The solicitor smiled at her and she returned it with a mix of gratitude, delight, and relief. Then it struck her – his was not the benign smile of an acquaintance and better, but the open smile of an equa
l. Her face reddened and she looked away.
“Well deserved, too, if I might say,” Polly agreed. “We’ll be the poorer when Miss Olivia moves away.”
“Well, let’s hope that’s not too soon, Mrs. Trellow.”
Olivia closed the curtains and raised the wicks of two lamps until the bedroom filled with light. She stared at the writing box, running a hand over it, trying to imagine the hands that fashioned it and the hands that received it.

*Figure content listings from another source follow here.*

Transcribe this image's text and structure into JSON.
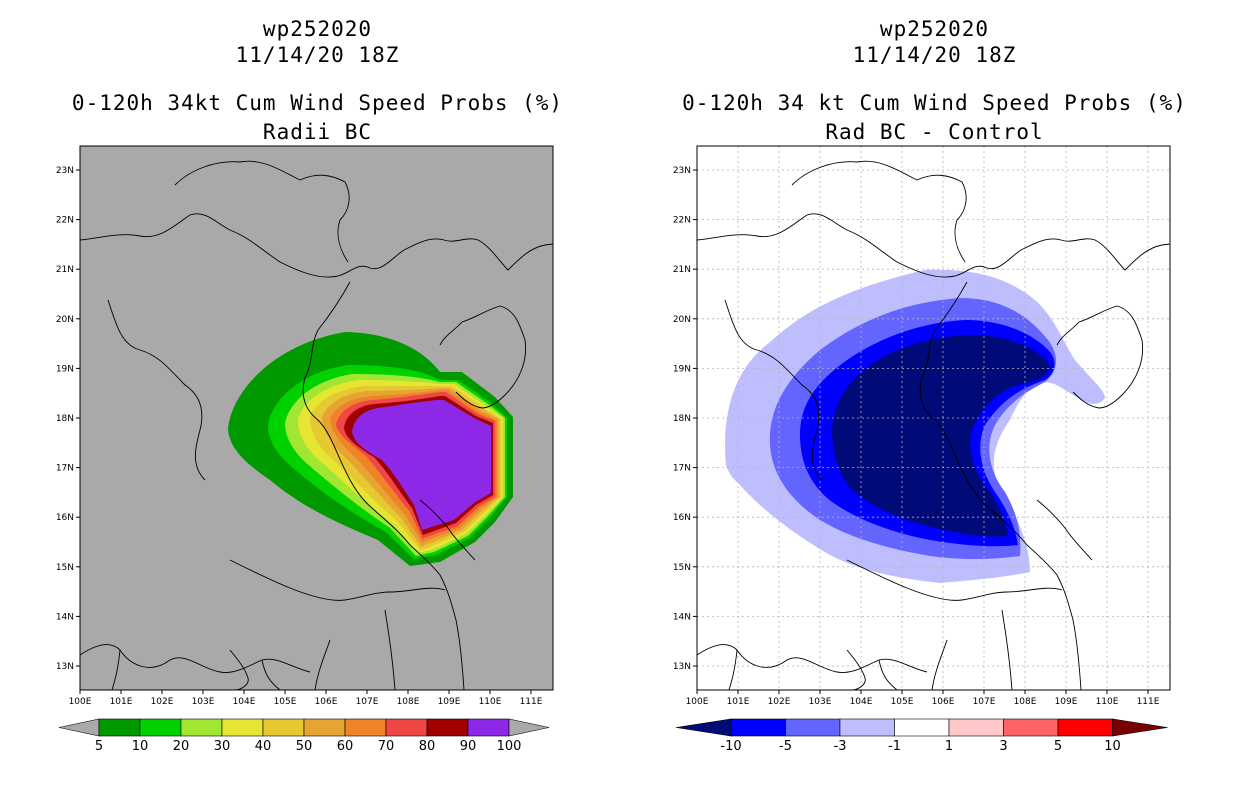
{
  "left_panel": {
    "storm_id": "wp252020",
    "datetime": "11/14/20 18Z",
    "title": "0-120h 34kt Cum Wind Speed Probs (%)",
    "subtitle": "Radii BC",
    "colorbar": {
      "labels": [
        "5",
        "10",
        "20",
        "30",
        "40",
        "50",
        "60",
        "70",
        "80",
        "90",
        "100"
      ],
      "colors": [
        "#009a00",
        "#00d200",
        "#a0e632",
        "#e6e632",
        "#e6c832",
        "#e6a532",
        "#f08228",
        "#f04646",
        "#a00000",
        "#8c28e6"
      ],
      "background": "#a9a9a9"
    }
  },
  "right_panel": {
    "storm_id": "wp252020",
    "datetime": "11/14/20 18Z",
    "title": "0-120h 34 kt Cum Wind Speed Probs (%)",
    "subtitle": "Rad BC - Control",
    "colorbar": {
      "labels": [
        "-10",
        "-5",
        "-3",
        "-1",
        "1",
        "3",
        "5",
        "10"
      ],
      "colors": [
        "#000a78",
        "#0000ff",
        "#6464ff",
        "#bebeff",
        "#ffffff",
        "#ffc8c8",
        "#ff6464",
        "#ff0000",
        "#780000"
      ]
    }
  },
  "axes": {
    "lon_labels": [
      "100E",
      "101E",
      "102E",
      "103E",
      "104E",
      "105E",
      "106E",
      "107E",
      "108E",
      "109E",
      "110E",
      "111E"
    ],
    "lat_labels": [
      "13N",
      "14N",
      "15N",
      "16N",
      "17N",
      "18N",
      "19N",
      "20N",
      "21N",
      "22N",
      "23N"
    ]
  }
}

She didn’t want to rush her exploration. This was a twenty-year-old mystery and a romance. In doing so, she wanted to honor both Constance and Adam. At length, she opened the lid and the writing slope to retrieve the diary and the letters tenderly, as if they were written to her.
Where to start?
The letters.
Olivia opened the first.
To Beaufort Denton
Esq.
Ponsnowyth, Cornwall
It is to our regret to inform you of the passing of your daughter Constance Marie Denton following a difficult birth of a son.
Olivia raised a hand to her mouth in shock.
She was struck by childbed fever and lived a full week before succumbing. Dr. Norbert attended her and I enclose to you the bill for her care.
I beg to ask of what arrangements are we to make for your daughter’s interment?
Chapter Five
Charteris House
Truro
A chorus of chimes from the clocks greeted Adam as he walked into the shop. Like yesterday, there was no sign of trade or of a shopkeeper, nor did he stop to look for one. As instructed, he went around the counter, pulled the hanging map aside, and with the crook of his finger, tugged a recessed ring that appeared to function as a handle. The door pivoted on its hinges to reveal a narrow staircase and faint sounds from the floor above.
Adam ascended.
The strange shopkeeper from yesterday was hunched over a desk, spectacles on his forehead, eyes just inches away from piece of paper which he was studying with great concentration. Sir Daniel had his eye glued to a telescope trained out the window to a distant hill where Adam could just make out the semaphore hut, one of many hastily erected along the length of England’s southern coast over the past two years at great expense.